Reputation: 123
I need to drop all duplicates using Pandas, except for the ones where the cell contains a certain string.
Given that DF is:
NAME ID
Joe 110
Joe 123
Joe PENDING
Mary PENDING
Mary 110
Justin 123
I need to keep rows where 'ID' is PENDING, and at the same time drop the rest of the duplicates.
Desired output looks like this:
NAME ID
Joe 110
Joe 123
Joe PENDING
Mary PENDING
Upvotes: 4
Views: 1380
Reputation: 139
Just add another column in case you wanted to keep both Name
and ID
unique:
import pandas as pd
data = [['Joe', 110],
['Joe', 123],
['Joe', 'PENDING'],
['Mary', 'PENDING'],
['Mary', 'PENDING'],
['es', 110],
['Joe', 110],
['Joe', 123]]
df = pd.DataFrame(data=data, columns=['NAME', 'ID'])

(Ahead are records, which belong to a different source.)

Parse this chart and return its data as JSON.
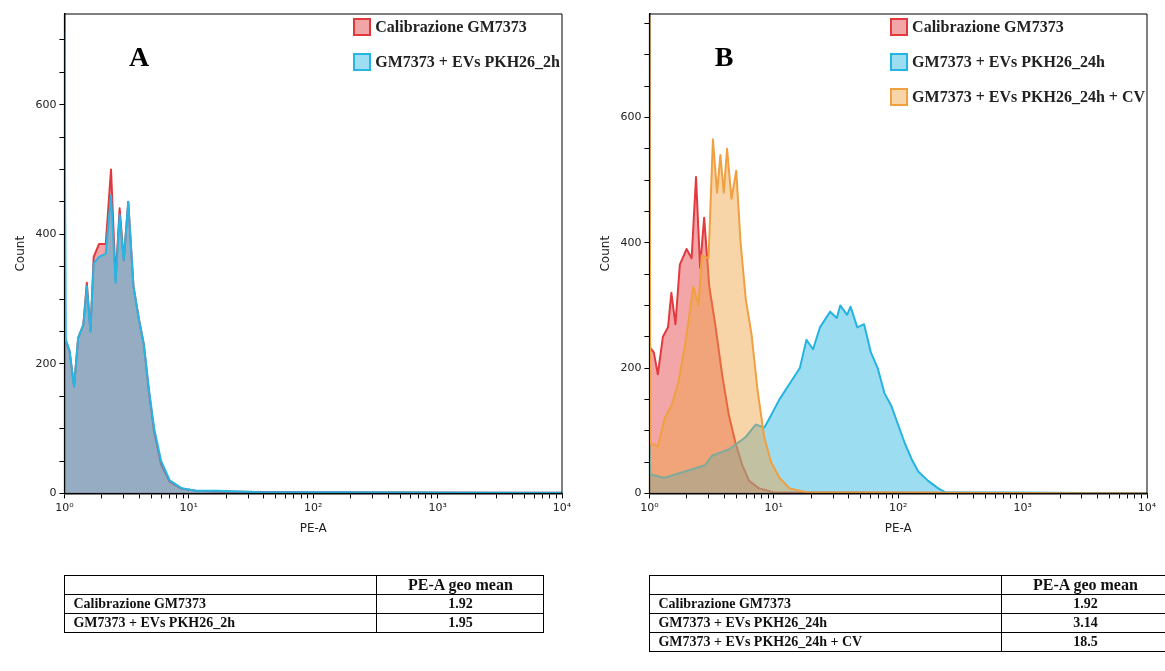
{
  "chart_data": [
    {
      "type": "area",
      "title": "A",
      "xlabel": "PE-A",
      "ylabel": "Count",
      "log": "x",
      "legend": "top right",
      "grid": false,
      "xlim": [
        1,
        10000
      ],
      "ylim": [
        0,
        740
      ],
      "xticks": [
        {
          "value": 1,
          "label": "10⁰"
        },
        {
          "value": 2,
          "label": null
        },
        {
          "value": 3,
          "label": null
        },
        {
          "value": 4,
          "label": null
        },
        {
          "value": 5,
          "label": null
        },
        {
          "value": 6,
          "label": null
        },
        {
          "value": 7,
          "label": null
        },
        {
          "value": 8,
          "label": null
        },
        {
          "value": 9,
          "label": null
        },
        {
          "value": 10,
          "label": "10¹"
        },
        {
          "value": 20,
          "label": null
        },
        {
          "value": 30,
          "label": null
        },
        {
          "value": 40,
          "label": null
        },
        {
          "value": 50,
          "label": null
        },
        {
          "value": 60,
          "label": null
        },
        {
          "value": 70,
          "label": null
        },
        {
          "value": 80,
          "label": null
        },
        {
          "value": 90,
          "label": null
        },
        {
          "value": 100,
          "label": "10²"
        },
        {
          "value": 200,
          "label": null
        },
        {
          "value": 300,
          "label": null
        },
        {
          "value": 400,
          "label": null
        },
        {
          "value": 500,
          "label": null
        },
        {
          "value": 600,
          "label": null
        },
        {
          "value": 700,
          "label": null
        },
        {
          "value": 800,
          "label": null
        },
        {
          "value": 900,
          "label": null
        },
        {
          "value": 1000,
          "label": "10³"
        },
        {
          "value": 2000,
          "label": null
        },
        {
          "value": 3000,
          "label": null
        },
        {
          "value": 4000,
          "label": null
        },
        {
          "value": 5000,
          "label": null
        },
        {
          "value": 6000,
          "label": null
        },
        {
          "value": 7000,
          "label": null
        },
        {
          "value": 8000,
          "label": null
        },
        {
          "value": 9000,
          "label": null
        },
        {
          "value": 10000,
          "label": "10⁴"
        }
      ],
      "yticks": [
        0,
        {
          "value": 50,
          "label": null
        },
        {
          "value": 100,
          "label": null
        },
        {
          "value": 150,
          "label": null
        },
        200,
        {
          "value": 250,
          "label": null
        },
        {
          "value": 300,
          "label": null
        },
        {
          "value": 350,
          "label": null
        },
        400,
        {
          "value": 450,
          "label": null
        },
        {
          "value": 500,
          "label": null
        },
        {
          "value": 550,
          "label": null
        },
        600,
        {
          "value": 650,
          "label": null
        },
        {
          "value": 700,
          "label": null
        }
      ],
      "series": [
        {
          "name": "Calibrazione GM7373",
          "color": "#e0383c",
          "x": [
            1,
            1.026,
            1.1,
            1.196,
            1.29,
            1.42,
            1.515,
            1.62,
            1.72,
            1.9,
            2.15,
            2.37,
            2.58,
            2.78,
            3,
            3.26,
            3.59,
            3.96,
            4.35,
            4.79,
            5.27,
            5.99,
            7.03,
            8.8,
            11.4,
            16.7,
            35.9,
            10000
          ],
          "values": [
            235,
            235,
            220,
            165,
            240,
            260,
            325,
            250,
            365,
            385,
            385,
            500,
            330,
            440,
            360,
            450,
            320,
            270,
            230,
            155,
            95,
            45,
            18,
            7,
            4,
            3,
            2,
            1
          ]
        },
        {
          "name": "GM7373 + EVs PKH26_2h",
          "color": "#27b5e4",
          "x": [
            1,
            1.026,
            1.1,
            1.196,
            1.29,
            1.42,
            1.515,
            1.62,
            1.72,
            1.9,
            2.15,
            2.37,
            2.58,
            2.78,
            3,
            3.26,
            3.59,
            3.96,
            4.35,
            4.79,
            5.27,
            5.99,
            7.03,
            8.8,
            11.4,
            16.7,
            35.9,
            10000
          ],
          "values": [
            712,
            238,
            220,
            165,
            240,
            260,
            320,
            250,
            355,
            365,
            370,
            460,
            325,
            430,
            360,
            450,
            320,
            270,
            230,
            160,
            100,
            50,
            20,
            8,
            4,
            4,
            2,
            1
          ]
        }
      ],
      "annotations": [
        "PE-A geo mean",
        "Calibrazione GM7373",
        "1.92",
        "GM7373 + EVs PKH26_2h",
        "1.95"
      ]
    },
    {
      "type": "area",
      "title": "B",
      "xlabel": "PE-A",
      "ylabel": "Count",
      "log": "x",
      "legend": "top right",
      "grid": false,
      "xlim": [
        1,
        10000
      ],
      "ylim": [
        0,
        765
      ],
      "xticks": [
        {
          "value": 1,
          "label": "10⁰"
        },
        {
          "value": 2,
          "label": null
        },
        {
          "value": 3,
          "label": null
        },
        {
          "value": 4,
          "label": null
        },
        {
          "value": 5,
          "label": null
        },
        {
          "value": 6,
          "label": null
        },
        {
          "value": 7,
          "label": null
        },
        {
          "value": 8,
          "label": null
        },
        {
          "value": 9,
          "label": null
        },
        {
          "value": 10,
          "label": "10¹"
        },
        {
          "value": 20,
          "label": null
        },
        {
          "value": 30,
          "label": null
        },
        {
          "value": 40,
          "label": null
        },
        {
          "value": 50,
          "label": null
        },
        {
          "value": 60,
          "label": null
        },
        {
          "value": 70,
          "label": null
        },
        {
          "value": 80,
          "label": null
        },
        {
          "value": 90,
          "label": null
        },
        {
          "value": 100,
          "label": "10²"
        },
        {
          "value": 200,
          "label": null
        },
        {
          "value": 300,
          "label": null
        },
        {
          "value": 400,
          "label": null
        },
        {
          "value": 500,
          "label": null
        },
        {
          "value": 600,
          "label": null
        },
        {
          "value": 700,
          "label": null
        },
        {
          "value": 800,
          "label": null
        },
        {
          "value": 900,
          "label": null
        },
        {
          "value": 1000,
          "label": "10³"
        },
        {
          "value": 2000,
          "label": null
        },
        {
          "value": 3000,
          "label": null
        },
        {
          "value": 4000,
          "label": null
        },
        {
          "value": 5000,
          "label": null
        },
        {
          "value": 6000,
          "label": null
        },
        {
          "value": 7000,
          "label": null
        },
        {
          "value": 8000,
          "label": null
        },
        {
          "value": 9000,
          "label": null
        },
        {
          "value": 10000,
          "label": "10⁴"
        }
      ],
      "yticks": [
        0,
        {
          "value": 50,
          "label": null
        },
        {
          "value": 100,
          "label": null
        },
        {
          "value": 150,
          "label": null
        },
        200,
        {
          "value": 250,
          "label": null
        },
        {
          "value": 300,
          "label": null
        },
        {
          "value": 350,
          "label": null
        },
        400,
        {
          "value": 450,
          "label": null
        },
        {
          "value": 500,
          "label": null
        },
        {
          "value": 550,
          "label": null
        },
        600,
        {
          "value": 650,
          "label": null
        },
        {
          "value": 700,
          "label": null
        },
        {
          "value": 750,
          "label": null
        }
      ],
      "series": [
        {
          "name": "Calibrazione GM7373",
          "color": "#e23a3e",
          "x": [
            1,
            1.019,
            1.085,
            1.169,
            1.284,
            1.411,
            1.502,
            1.619,
            1.757,
            1.991,
            2.185,
            2.37,
            2.556,
            2.755,
            3.03,
            3.38,
            3.84,
            4.35,
            4.93,
            5.58,
            6.33,
            7.63,
            9.83,
            10000
          ],
          "values": [
            232,
            232,
            225,
            190,
            250,
            265,
            320,
            270,
            365,
            390,
            375,
            505,
            360,
            440,
            330,
            270,
            190,
            125,
            80,
            45,
            20,
            8,
            2,
            0
          ]
        },
        {
          "name": "GM7373 + EVs PKH26_24h",
          "color": "#25b4e2",
          "x": [
            1,
            1.019,
            1.325,
            1.928,
            2.806,
            3.18,
            4.35,
            5.95,
            7.18,
            8.4,
            9.23,
            11.1,
            13.4,
            16.2,
            18.3,
            20.7,
            23.5,
            28.4,
            32.1,
            34.2,
            38.8,
            41.4,
            46.9,
            53.2,
            60.3,
            68.4,
            77.5,
            87.9,
            99.7,
            113,
            128,
            145,
            174,
            210,
            238,
            10000
          ],
          "values": [
            80,
            30,
            25,
            35,
            45,
            60,
            70,
            90,
            110,
            105,
            120,
            150,
            175,
            200,
            245,
            230,
            265,
            290,
            280,
            300,
            285,
            298,
            265,
            270,
            225,
            200,
            160,
            140,
            110,
            80,
            55,
            35,
            20,
            8,
            2,
            0
          ]
        },
        {
          "name": "GM7373 + EVs PKH26_24h + CV",
          "color": "#f0a040",
          "x": [
            1,
            1.019,
            1.169,
            1.325,
            1.502,
            1.701,
            1.928,
            2.255,
            2.479,
            2.637,
            2.989,
            3.24,
            3.5,
            3.72,
            3.96,
            4.21,
            4.57,
            4.99,
            5.41,
            5.95,
            6.61,
            7.4,
            8.37,
            9.5,
            11.1,
            13.4,
            18.3,
            10000
          ],
          "values": [
            760,
            80,
            75,
            120,
            140,
            175,
            235,
            330,
            300,
            380,
            375,
            565,
            480,
            540,
            480,
            550,
            470,
            515,
            400,
            310,
            255,
            165,
            90,
            50,
            25,
            8,
            2,
            0
          ]
        }
      ],
      "annotations": [
        "PE-A geo mean",
        "Calibrazione GM7373",
        "1.92",
        "GM7373 + EVs PKH26_24h",
        "3.14",
        "GM7373 + EVs PKH26_24h + CV",
        "18.5"
      ]
    }
  ]
}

df = df[~df.duplicated(['ID', 'NAME']) | (df['ID'] == 'PENDING')]
print(df)
Upvotes: 1
Reputation: 863741
Use Series.duplicated
with inverting by ~
and chain by |
for bitwise OR
with compare ID
for PENDING
for mask for filter by boolean indexing
:
df = df[~df['ID'].duplicated() | df['ID'].eq('PENDING')]
print (df)
NAME ID
0 Joe 110
1 Joe 123
2 Joe PENDING
3 Mary PENDING
Upvotes: 3
Reputation: 61930
You could use duplicated:
import pandas as pd
data = [['Joe', 110],
['Joe', 123],
['Joe', 'PENDING'],
['Mary', 'PENDING'],
['Mary', 110],
['Justin', 123]]
df = pd.DataFrame(data=data, columns=['NAME', 'ID'])
print(df[~df.duplicated('ID') | (df['ID'] == 'PENDING')])
As an alternative you could do:
print(df[df.ID.duplicated(keep='last') | df.ID.eq('PENDING')])
Output
NAME ID
0 Joe 110
1 Joe 123
2 Joe PENDING
3 Mary PENDING
Upvotes: 6